Lately, I happened to read Twinkle Khanna’s second book before the first one because that’s the way I received it. I could not keep the second one waiting while the first one had yet to arrive. I have read almost all of her write ups on TOI so was wondering what was in store in her books. Even if I’m unaware of the current affairs, I get a hint about what’s going on from what she writes and I find that she is similar to me where straightforwardness is concerned but on the level that she is, I sometimes wonder if she’s playing with fire.

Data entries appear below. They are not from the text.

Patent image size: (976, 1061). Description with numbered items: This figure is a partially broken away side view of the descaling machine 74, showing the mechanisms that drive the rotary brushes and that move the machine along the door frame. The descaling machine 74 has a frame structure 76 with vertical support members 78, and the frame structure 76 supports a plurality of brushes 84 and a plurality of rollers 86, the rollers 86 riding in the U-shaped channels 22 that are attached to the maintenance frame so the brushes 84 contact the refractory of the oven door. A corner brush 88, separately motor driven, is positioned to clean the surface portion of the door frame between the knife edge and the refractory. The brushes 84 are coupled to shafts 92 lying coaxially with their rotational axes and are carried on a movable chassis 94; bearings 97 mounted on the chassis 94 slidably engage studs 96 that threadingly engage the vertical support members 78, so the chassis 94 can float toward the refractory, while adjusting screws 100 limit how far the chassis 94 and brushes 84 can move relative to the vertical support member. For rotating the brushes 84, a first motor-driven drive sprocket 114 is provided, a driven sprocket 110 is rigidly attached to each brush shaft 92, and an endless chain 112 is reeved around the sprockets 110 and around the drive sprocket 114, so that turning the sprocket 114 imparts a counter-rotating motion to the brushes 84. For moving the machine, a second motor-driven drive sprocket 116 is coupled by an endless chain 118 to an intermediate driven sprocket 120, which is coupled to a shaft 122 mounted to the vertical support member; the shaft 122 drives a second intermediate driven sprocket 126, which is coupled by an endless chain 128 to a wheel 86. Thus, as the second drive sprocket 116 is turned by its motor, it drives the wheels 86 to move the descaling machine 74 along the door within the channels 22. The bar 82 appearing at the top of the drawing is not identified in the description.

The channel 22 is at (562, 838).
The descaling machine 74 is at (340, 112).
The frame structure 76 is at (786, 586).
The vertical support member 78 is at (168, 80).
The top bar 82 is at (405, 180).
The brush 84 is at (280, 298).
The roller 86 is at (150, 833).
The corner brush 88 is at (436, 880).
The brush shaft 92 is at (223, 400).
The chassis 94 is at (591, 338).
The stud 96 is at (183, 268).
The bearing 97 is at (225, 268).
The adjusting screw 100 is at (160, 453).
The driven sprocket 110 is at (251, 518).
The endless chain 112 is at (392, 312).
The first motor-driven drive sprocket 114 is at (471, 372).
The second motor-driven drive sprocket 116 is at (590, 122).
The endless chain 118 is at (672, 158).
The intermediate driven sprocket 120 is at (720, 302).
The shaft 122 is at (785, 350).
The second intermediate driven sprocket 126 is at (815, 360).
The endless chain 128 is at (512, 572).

So, I loved the way she has written the book too, grammatically as well as with satirically. The mention of Indian family scenes and traditions makes me wonder if she puts a little of her life into the book too. In her second book, “The Legend of Lakshmi Prasad”, her four protagonists are common people trying to make a difference, just like many of us. I could have been Lakshmi who was filled with rage with all the injustice against female flesh and drove herself to change the mind-set of the villagers forever. Noni Appa was an old widow who found someone she wanted to spend the rest of her life with. I’m not very sure what the story of Elisa wanted to convey because her search for Mr. Right, I presume, landed her in the grave. And finally, after noticing that the second half of the book was dedicated to the story of Bablu and his remarkable discovery of how to make cheap sanitary pads, I wonder how it is going with the introduction of GST.
Basically, I enjoyed reading the book but prefer reading her articles on TOI more. More power to her and her writing.